All of this beauty, and gastronomical delights as well. “Perhaps Paradise would be the proper name for the place,” he mused aloud.
Protz raised his own tumbler, took a long draft, and sighed deeply. “Agreed, but we’d best leave the choice to them. Their idea of Paradise might be a very different sort of place. Anyway, all kinds of complications arise when worlds are named by outsiders.”

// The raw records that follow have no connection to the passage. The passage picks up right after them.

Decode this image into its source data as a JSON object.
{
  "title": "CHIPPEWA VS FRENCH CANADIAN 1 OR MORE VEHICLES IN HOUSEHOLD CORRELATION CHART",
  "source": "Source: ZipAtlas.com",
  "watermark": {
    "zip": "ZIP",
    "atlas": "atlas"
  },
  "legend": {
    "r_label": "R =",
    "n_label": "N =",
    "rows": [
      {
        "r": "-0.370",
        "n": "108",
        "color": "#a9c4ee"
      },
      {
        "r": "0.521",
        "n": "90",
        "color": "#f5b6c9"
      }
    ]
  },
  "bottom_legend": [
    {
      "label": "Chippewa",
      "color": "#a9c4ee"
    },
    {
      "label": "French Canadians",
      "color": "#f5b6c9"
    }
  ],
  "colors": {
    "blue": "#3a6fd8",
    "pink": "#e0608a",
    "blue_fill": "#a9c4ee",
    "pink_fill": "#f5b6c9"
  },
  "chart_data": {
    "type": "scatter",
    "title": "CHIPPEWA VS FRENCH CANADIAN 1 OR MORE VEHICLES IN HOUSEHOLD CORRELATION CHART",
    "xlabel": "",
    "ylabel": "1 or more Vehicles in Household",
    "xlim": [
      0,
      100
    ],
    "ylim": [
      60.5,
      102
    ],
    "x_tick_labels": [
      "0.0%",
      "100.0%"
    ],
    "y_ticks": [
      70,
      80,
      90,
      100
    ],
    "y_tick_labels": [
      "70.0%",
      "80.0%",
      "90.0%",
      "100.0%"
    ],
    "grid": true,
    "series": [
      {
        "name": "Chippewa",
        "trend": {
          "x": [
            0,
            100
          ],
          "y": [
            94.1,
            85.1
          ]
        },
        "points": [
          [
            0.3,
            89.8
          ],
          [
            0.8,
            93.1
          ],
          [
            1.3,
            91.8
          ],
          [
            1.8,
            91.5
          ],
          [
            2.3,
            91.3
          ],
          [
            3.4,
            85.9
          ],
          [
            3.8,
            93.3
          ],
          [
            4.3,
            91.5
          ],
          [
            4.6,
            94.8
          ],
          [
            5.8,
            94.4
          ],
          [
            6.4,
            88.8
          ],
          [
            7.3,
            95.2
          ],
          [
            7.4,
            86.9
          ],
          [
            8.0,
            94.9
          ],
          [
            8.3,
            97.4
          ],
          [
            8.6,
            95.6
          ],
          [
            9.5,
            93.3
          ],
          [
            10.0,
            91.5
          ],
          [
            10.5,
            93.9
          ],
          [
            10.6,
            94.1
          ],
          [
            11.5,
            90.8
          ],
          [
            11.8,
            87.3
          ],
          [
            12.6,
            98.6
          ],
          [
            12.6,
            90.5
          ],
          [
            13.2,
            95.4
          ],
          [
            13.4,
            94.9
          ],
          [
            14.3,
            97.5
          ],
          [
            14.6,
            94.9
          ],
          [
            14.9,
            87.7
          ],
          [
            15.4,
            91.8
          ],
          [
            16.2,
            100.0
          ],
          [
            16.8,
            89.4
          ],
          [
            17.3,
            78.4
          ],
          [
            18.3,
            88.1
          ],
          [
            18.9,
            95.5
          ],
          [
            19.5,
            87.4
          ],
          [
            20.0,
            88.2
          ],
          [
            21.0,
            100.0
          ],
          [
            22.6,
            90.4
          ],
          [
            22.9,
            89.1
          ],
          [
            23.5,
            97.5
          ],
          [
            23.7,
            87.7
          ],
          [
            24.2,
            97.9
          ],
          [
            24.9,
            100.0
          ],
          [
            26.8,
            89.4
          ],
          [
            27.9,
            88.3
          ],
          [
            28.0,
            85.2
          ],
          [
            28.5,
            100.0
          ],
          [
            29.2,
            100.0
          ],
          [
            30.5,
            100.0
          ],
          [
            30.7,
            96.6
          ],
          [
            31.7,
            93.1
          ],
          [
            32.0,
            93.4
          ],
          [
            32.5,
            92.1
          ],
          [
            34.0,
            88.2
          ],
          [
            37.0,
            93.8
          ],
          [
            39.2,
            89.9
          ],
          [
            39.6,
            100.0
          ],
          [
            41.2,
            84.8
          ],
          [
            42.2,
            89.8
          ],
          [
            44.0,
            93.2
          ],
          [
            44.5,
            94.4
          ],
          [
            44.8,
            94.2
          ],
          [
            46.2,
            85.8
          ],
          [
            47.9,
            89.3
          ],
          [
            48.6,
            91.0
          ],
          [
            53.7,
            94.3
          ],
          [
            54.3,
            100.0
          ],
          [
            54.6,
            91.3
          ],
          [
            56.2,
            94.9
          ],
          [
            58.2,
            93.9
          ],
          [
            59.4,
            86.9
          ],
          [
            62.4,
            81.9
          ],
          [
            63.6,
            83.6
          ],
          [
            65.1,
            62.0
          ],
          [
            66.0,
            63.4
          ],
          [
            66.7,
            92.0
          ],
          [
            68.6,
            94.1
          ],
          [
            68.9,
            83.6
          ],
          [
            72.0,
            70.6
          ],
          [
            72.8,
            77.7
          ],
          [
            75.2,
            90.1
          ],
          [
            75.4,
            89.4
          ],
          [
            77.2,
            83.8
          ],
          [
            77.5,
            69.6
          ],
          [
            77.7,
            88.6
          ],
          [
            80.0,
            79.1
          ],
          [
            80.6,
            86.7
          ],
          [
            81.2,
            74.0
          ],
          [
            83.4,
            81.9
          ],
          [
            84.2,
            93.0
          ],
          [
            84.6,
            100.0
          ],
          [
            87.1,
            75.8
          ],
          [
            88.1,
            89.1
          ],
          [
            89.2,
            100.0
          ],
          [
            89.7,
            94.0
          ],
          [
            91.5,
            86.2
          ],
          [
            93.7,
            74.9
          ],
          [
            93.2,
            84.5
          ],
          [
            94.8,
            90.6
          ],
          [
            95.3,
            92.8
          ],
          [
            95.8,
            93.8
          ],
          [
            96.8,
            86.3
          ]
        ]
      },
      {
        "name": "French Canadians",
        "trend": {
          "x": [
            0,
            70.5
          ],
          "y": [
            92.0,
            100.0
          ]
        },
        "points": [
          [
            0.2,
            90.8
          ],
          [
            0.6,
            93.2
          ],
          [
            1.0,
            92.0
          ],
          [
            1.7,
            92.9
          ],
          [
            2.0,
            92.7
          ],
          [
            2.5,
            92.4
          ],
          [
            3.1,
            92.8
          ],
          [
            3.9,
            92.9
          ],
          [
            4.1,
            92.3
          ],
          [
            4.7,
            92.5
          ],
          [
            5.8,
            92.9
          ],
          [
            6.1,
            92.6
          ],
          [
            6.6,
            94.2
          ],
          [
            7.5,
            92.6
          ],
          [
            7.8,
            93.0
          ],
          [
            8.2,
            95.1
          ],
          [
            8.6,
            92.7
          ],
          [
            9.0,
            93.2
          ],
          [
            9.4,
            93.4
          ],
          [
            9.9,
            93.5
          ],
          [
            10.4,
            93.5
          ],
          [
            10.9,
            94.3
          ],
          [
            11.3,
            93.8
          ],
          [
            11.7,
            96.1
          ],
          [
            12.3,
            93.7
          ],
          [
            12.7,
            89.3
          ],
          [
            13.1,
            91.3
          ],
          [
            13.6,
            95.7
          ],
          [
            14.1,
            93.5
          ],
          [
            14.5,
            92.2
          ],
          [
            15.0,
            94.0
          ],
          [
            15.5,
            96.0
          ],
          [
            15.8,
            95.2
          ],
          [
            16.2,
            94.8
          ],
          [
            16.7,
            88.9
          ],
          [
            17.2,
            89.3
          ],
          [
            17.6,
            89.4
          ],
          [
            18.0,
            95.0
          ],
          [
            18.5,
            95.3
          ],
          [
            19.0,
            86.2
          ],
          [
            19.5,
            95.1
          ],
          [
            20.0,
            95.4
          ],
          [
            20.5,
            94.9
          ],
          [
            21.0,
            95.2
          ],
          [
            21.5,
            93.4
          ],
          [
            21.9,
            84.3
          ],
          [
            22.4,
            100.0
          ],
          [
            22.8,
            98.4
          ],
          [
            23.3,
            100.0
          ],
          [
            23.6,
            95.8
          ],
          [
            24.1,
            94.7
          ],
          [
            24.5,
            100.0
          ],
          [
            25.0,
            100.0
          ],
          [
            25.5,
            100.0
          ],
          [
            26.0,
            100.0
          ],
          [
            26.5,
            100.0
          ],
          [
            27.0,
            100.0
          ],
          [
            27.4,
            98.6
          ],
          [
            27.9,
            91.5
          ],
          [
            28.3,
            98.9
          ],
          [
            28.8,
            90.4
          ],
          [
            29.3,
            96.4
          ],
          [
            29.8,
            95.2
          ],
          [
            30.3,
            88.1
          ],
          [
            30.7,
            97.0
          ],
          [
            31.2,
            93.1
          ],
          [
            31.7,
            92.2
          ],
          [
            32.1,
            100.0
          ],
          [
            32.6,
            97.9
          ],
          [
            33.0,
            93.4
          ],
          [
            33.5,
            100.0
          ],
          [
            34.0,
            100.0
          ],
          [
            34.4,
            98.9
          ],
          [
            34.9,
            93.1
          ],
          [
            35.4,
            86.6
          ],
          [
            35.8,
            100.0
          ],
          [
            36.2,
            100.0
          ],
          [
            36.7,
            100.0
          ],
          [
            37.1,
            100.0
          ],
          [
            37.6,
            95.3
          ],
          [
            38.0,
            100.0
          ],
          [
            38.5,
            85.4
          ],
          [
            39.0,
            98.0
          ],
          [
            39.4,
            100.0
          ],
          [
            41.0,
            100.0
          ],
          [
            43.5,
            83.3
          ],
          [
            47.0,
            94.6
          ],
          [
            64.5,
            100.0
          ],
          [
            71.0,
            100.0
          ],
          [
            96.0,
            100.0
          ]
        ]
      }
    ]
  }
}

Dallman smiled, remembering the famous story of the survey ship calling for help from a swamp on a strange planet. “Where are you?” its base had asked. The survey ship gave its coordinates and then added, quite unnecessarily, “It’s a helluva place.” The people of that planet had been trying for centuries to have its name changed, but on all the official charts it was still Helluva-place.
Three hours later the Rirga was in space, and Protz and Dallman stood in the control room watching the receding disk of a planet they always would remember as Paradise.
“I’d feel a lot better about this if the ambassador was anyone but Wembling,” Protz said.
“That couldn’t be helped,” Dallman said, looking dreamily at the viewer. “What a lovely world it was, though. I wonder if well ever see it again.”
“And they call it ‘Langri,’ ” Protz mused. “What do you suppose that means?”